Le destin en a voulu autrement, il n’a même pas eu le temps de partir à la retraite et concrétiser son projet. Trois mois après, tout s’effondre, la maladie survient de manière tout à fait inattendue, lui qui n’a jamais été malade. C’est le coup de tonnerre dans un ciel serein, et la fin de tous les projets. Il devait affronter le mal qui l’envahit de manière fulgurante, sans aucun répit, ne lui donnant aucune chance. Et voilà mon cher ami, tout va, tout s’en va, ainsi va la vie. Tu m’avais envoyé un jour du nouvel an le poème de Jabran Khalil Jabran «vivre à moitié» expliquant qu’on était créé pour vivre pleinement et non pas à moitié» étais-ce prémonitoire ? Ce que je sais, c’est que même si ta vie a été courte, tu as vécu pleinement par l’intense énergie et l’activité déployée durant ton passage sur terre. Aujourd’hui, tu as rejoint le paradis des martyrs qui occupait ton esprit, tu es près de ton père qui t’a tant manqué et de notre mère à tous Karima. Nous en souffrons, nous te pleurons dans le silence de la nuit. Mais que faire face à la fatalité et le mektoub ? Que faire devant l’inéluctable ? Jusqu’à la dernière minute j’ai cru au miracle, implorant le Seigneur des mondes de t’épargner, lui demandant de faire une exception, juste pour toi Kader, parce que tu n’a pas eu le temps de vieillir, et que nous avions encore besoin de toi et de tes lumières. Mais la vie est ainsi faite, l’homme est condamné à disparaître, la volonté de notre créateur est intransigeante et nous devons l’accepter.

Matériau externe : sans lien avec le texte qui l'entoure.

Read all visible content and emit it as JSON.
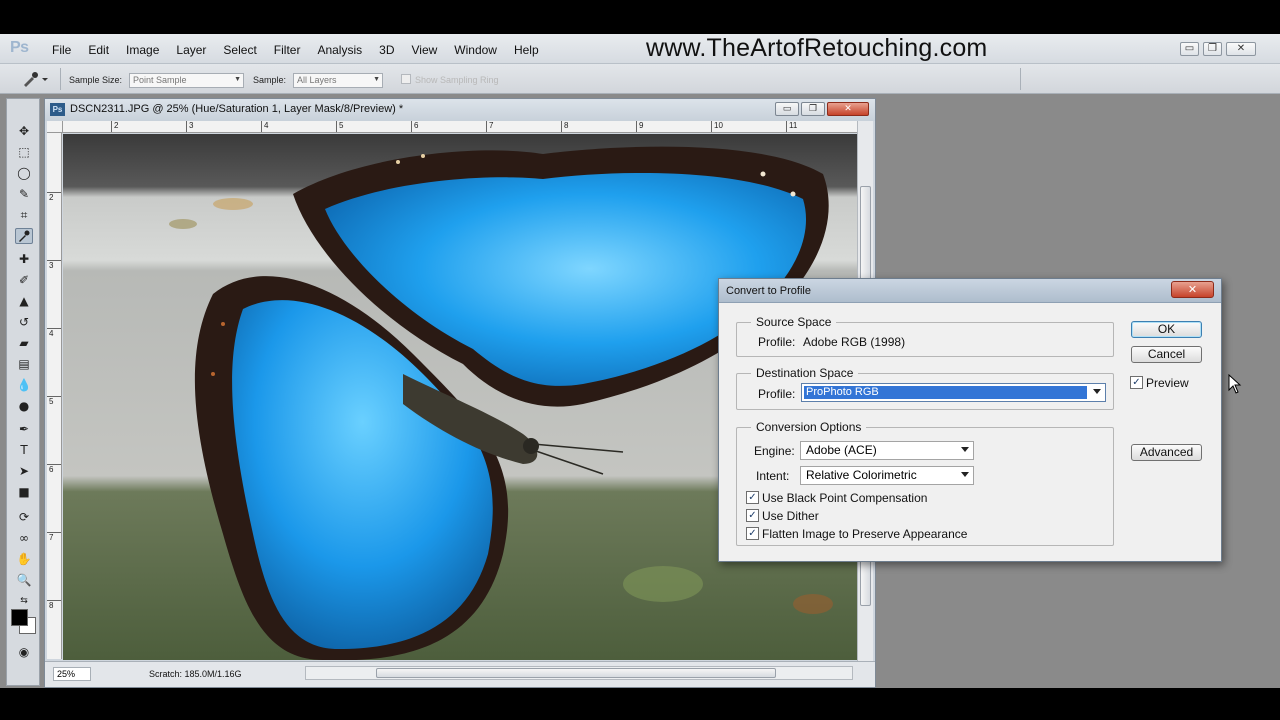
{
  "app": {
    "logo": "Ps",
    "watermark": "www.TheArtofRetouching.com",
    "window_controls": [
      "▭",
      "❐",
      "✕"
    ]
  },
  "menu": [
    "File",
    "Edit",
    "Image",
    "Layer",
    "Select",
    "Filter",
    "Analysis",
    "3D",
    "View",
    "Window",
    "Help"
  ],
  "options_bar": {
    "sample_size_label": "Sample Size:",
    "sample_size_value": "Point Sample",
    "sample_label": "Sample:",
    "sample_value": "All Layers",
    "show_sampling_ring": "Show Sampling Ring"
  },
  "document": {
    "logo": "Ps",
    "title": "DSCN2311.JPG @ 25% (Hue/Saturation 1, Layer Mask/8/Preview) *",
    "controls": [
      "▭",
      "❐",
      "✕"
    ],
    "ruler_h": [
      "2",
      "3",
      "4",
      "5",
      "6",
      "7",
      "8",
      "9",
      "10",
      "11"
    ],
    "ruler_v": [
      "2",
      "3",
      "4",
      "5",
      "6",
      "7",
      "8"
    ],
    "zoom": "25%",
    "scratch": "Scratch: 185.0M/1.16G"
  },
  "dialog": {
    "title": "Convert to Profile",
    "close": "✕",
    "source_space": {
      "legend": "Source Space",
      "profile_label": "Profile:",
      "profile_value": "Adobe RGB (1998)"
    },
    "destination_space": {
      "legend": "Destination Space",
      "profile_label": "Profile:",
      "profile_value": "ProPhoto RGB"
    },
    "conversion_options": {
      "legend": "Conversion Options",
      "engine_label": "Engine:",
      "engine_value": "Adobe (ACE)",
      "intent_label": "Intent:",
      "intent_value": "Relative Colorimetric",
      "use_black_point": "Use Black Point Compensation",
      "use_dither": "Use Dither",
      "flatten": "Flatten Image to Preserve Appearance",
      "check_mark": "✓"
    },
    "buttons": {
      "ok": "OK",
      "cancel": "Cancel",
      "advanced": "Advanced"
    },
    "preview_label": "Preview",
    "preview_check": "✓"
  },
  "colors": {
    "accent_blue": "#3375d6",
    "butterfly_blue": "#1fa0ee",
    "close_red": "#c6432a"
  }
}
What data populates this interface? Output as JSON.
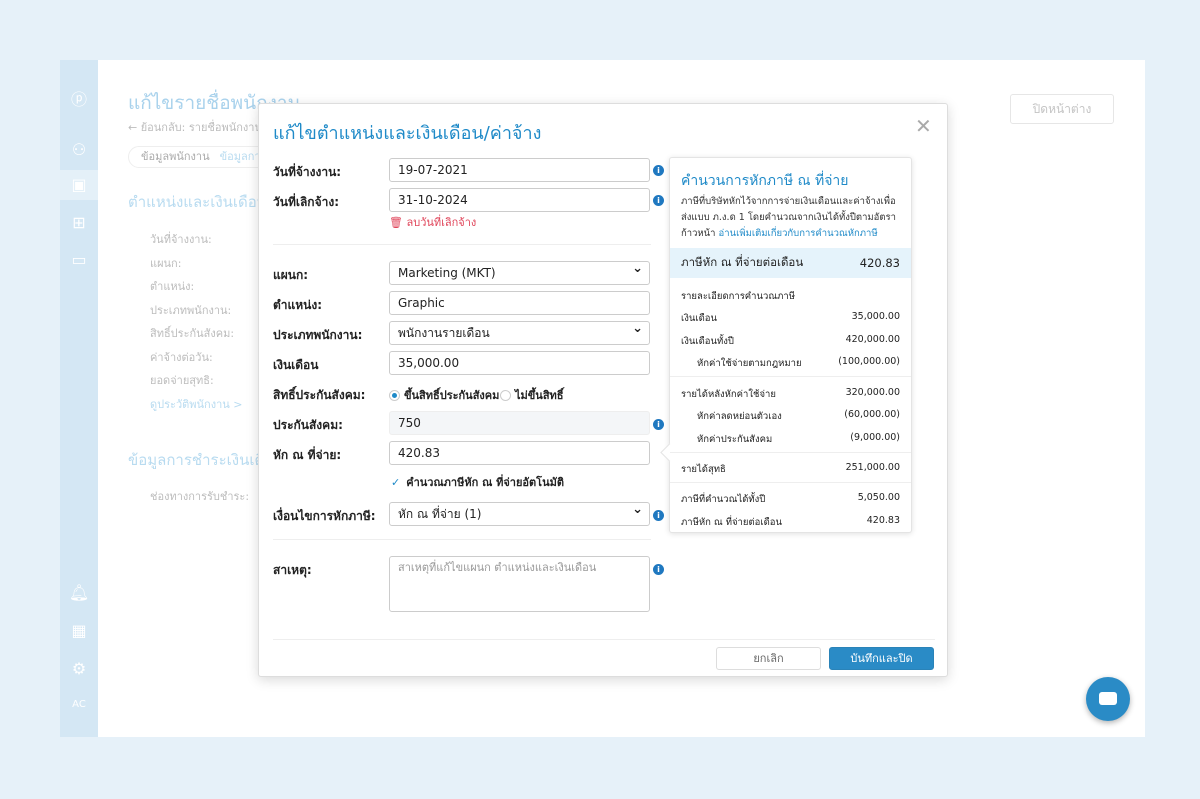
{
  "background": {
    "page_title": "แก้ไขรายชื่อพนักงาน",
    "back_link": "← ย้อนกลับ: รายชื่อพนักงาน",
    "tabs": [
      "ข้อมูลพนักงาน",
      "ข้อมูลการจ้าง"
    ],
    "section1": "ตำแหน่งและเงินเดือน/ค่าจ้าง",
    "labels": [
      "วันที่จ้างงาน:",
      "แผนก:",
      "ตำแหน่ง:",
      "ประเภทพนักงาน:",
      "สิทธิ์ประกันสังคม:",
      "ค่าจ้างต่อวัน:",
      "ยอดจ่ายสุทธิ:"
    ],
    "history_link": "ดูประวัติพนักงาน >",
    "section2": "ข้อมูลการชำระเงินเดือน",
    "payment_label": "ช่องทางการรับชำระ:",
    "close_window": "ปิดหน้าต่าง",
    "avatar_initials": "AC"
  },
  "modal": {
    "title": "แก้ไขตำแหน่งและเงินเดือน/ค่าจ้าง",
    "close": "✕",
    "fields": {
      "hire_date": {
        "label": "วันที่จ้างงาน:",
        "value": "19-07-2021"
      },
      "end_date": {
        "label": "วันที่เลิกจ้าง:",
        "value": "31-10-2024"
      },
      "delete_end_date": "ลบวันที่เลิกจ้าง",
      "department": {
        "label": "แผนก:",
        "value": "Marketing (MKT)"
      },
      "position": {
        "label": "ตำแหน่ง:",
        "value": "Graphic"
      },
      "employee_type": {
        "label": "ประเภทพนักงาน:",
        "value": "พนักงานรายเดือน"
      },
      "salary": {
        "label": "เงินเดือน",
        "value": "35,000.00"
      },
      "social_security_right": {
        "label": "สิทธิ์ประกันสังคม:",
        "options": [
          "ขึ้นสิทธิ์ประกันสังคม",
          "ไม่ขึ้นสิทธิ์"
        ],
        "selected": "ขึ้นสิทธิ์ประกันสังคม"
      },
      "social_security": {
        "label": "ประกันสังคม:",
        "value": "750"
      },
      "withholding": {
        "label": "หัก ณ ที่จ่าย:",
        "value": "420.83"
      },
      "auto_calc": {
        "label": "คำนวณภาษีหัก ณ ที่จ่ายอัตโนมัติ",
        "checked": true
      },
      "tax_condition": {
        "label": "เงื่อนไขการหักภาษี:",
        "value": "หัก ณ ที่จ่าย (1)"
      },
      "reason": {
        "label": "สาเหตุ:",
        "placeholder": "สาเหตุที่แก้ไขแผนก ตำแหน่งและเงินเดือน"
      }
    },
    "cancel": "ยกเลิก",
    "save": "บันทึกและปิด"
  },
  "tax_panel": {
    "title": "คำนวนการหักภาษี ณ ที่จ่าย",
    "description": "ภาษีที่บริษัทหักไว้จากการจ่ายเงินเดือนและค่าจ้างเพื่อส่งแบบ ภ.ง.ด 1 โดยคำนวณจากเงินได้ทั้งปีตามอัตราก้าวหน้า",
    "read_more": "อ่านเพิ่มเติมเกี่ยวกับการคำนวณหักภาษี",
    "highlight": {
      "label": "ภาษีหัก ณ ที่จ่ายต่อเดือน",
      "value": "420.83"
    },
    "details_title": "รายละเอียดการคำนวณภาษี",
    "rows": [
      {
        "label": "เงินเดือน",
        "value": "35,000.00"
      },
      {
        "label": "เงินเดือนทั้งปี",
        "value": "420,000.00"
      },
      {
        "label": "หักค่าใช้จ่ายตามกฎหมาย",
        "value": "(100,000.00)"
      },
      {
        "label": "รายได้หลังหักค่าใช้จ่าย",
        "value": "320,000.00"
      },
      {
        "label": "หักค่าลดหย่อนตัวเอง",
        "value": "(60,000.00)"
      },
      {
        "label": "หักค่าประกันสังคม",
        "value": "(9,000.00)"
      },
      {
        "label": "รายได้สุทธิ",
        "value": "251,000.00"
      },
      {
        "label": "ภาษีที่คำนวณได้ทั้งปี",
        "value": "5,050.00"
      },
      {
        "label": "ภาษีหัก ณ ที่จ่ายต่อเดือน",
        "value": "420.83"
      }
    ]
  },
  "colors": {
    "accent": "#2a8bc6",
    "danger": "#e0455a",
    "highlight": "#e5f3fb"
  }
}
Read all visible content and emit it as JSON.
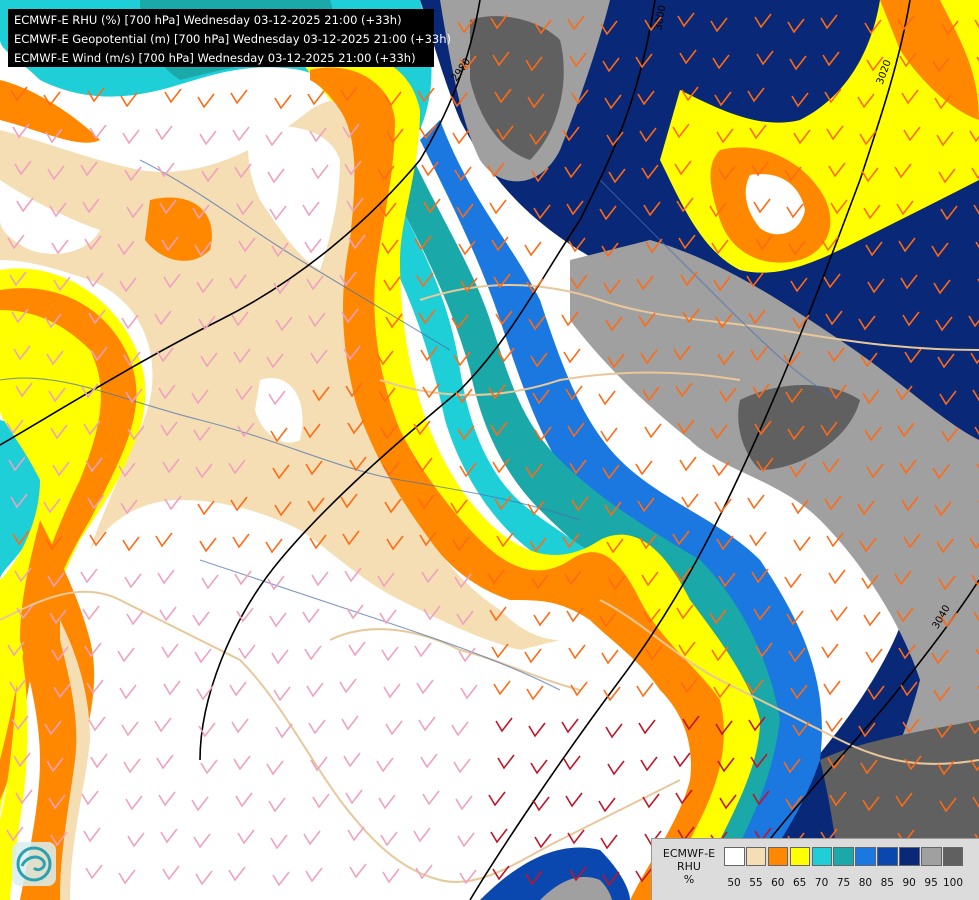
{
  "header": {
    "lines": [
      "ECMWF-E RHU (%) [700 hPa] Wednesday 03-12-2025 21:00 (+33h)",
      "ECMWF-E Geopotential (m) [700 hPa] Wednesday 03-12-2025 21:00 (+33h)",
      "ECMWF-E Wind (m/s) [700 hPa] Wednesday 03-12-2025 21:00 (+33h)"
    ]
  },
  "legend": {
    "title_line1": "ECMWF-E",
    "title_line2": "RHU",
    "title_line3": "%",
    "ticks": [
      "50",
      "55",
      "60",
      "65",
      "70",
      "75",
      "80",
      "85",
      "90",
      "95",
      "100"
    ],
    "colors": [
      "#ffffff",
      "#f5deb3",
      "#ff8800",
      "#ffff00",
      "#1ecfd8",
      "#1aa8a8",
      "#1a78e0",
      "#0a48b0",
      "#0a2878",
      "#a0a0a0",
      "#606060"
    ]
  },
  "contours": {
    "labels": [
      "2980",
      "3000",
      "3020",
      "3040"
    ]
  },
  "colors": {
    "title_bg": "#000000",
    "contour_line": "#000000",
    "border_tan": "#e8c89a",
    "river": "#4a6fb0",
    "barb_pink": "#f0a0c0",
    "barb_orange": "#ff6a14",
    "barb_red": "#c01428"
  },
  "icons": [
    "agency-logo-icon"
  ]
}
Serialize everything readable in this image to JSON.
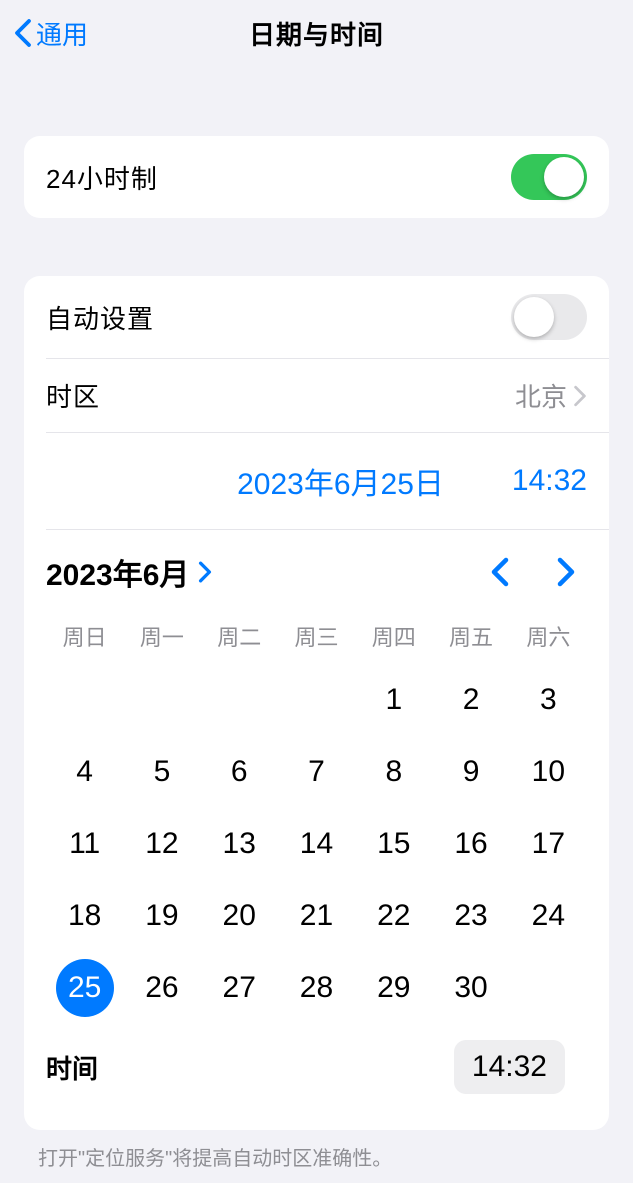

C’est la seule vérité, car toute chose a une fin, tout périt, seul le Seigneur des mondes demeure, nous l’implorons, nous le prions de te recevoir dans son vaste paradis. Le bien accompli sur terre t’immortalise dans le cœur de tes patients, de tes amis, de tout ce qui ont eu la chance de te connaître, et dans tous les lieux et les mémoires. Tes patients te remercient pour tes bons soins, et nous d’avoir existé et de nous avoir appris. Il n’y a rien d’éternel, toute chose est périssable, «le corps n’est qu’une prison, mais l’âme est libre» de là où tu es, tu nous regardes, tu vis et vivras dans nos cœurs jusqu’à la fin des temps.

Adieu mon ami, mon camarade, mon frère.

A Dieu nous appartenons et à lui nous retournons.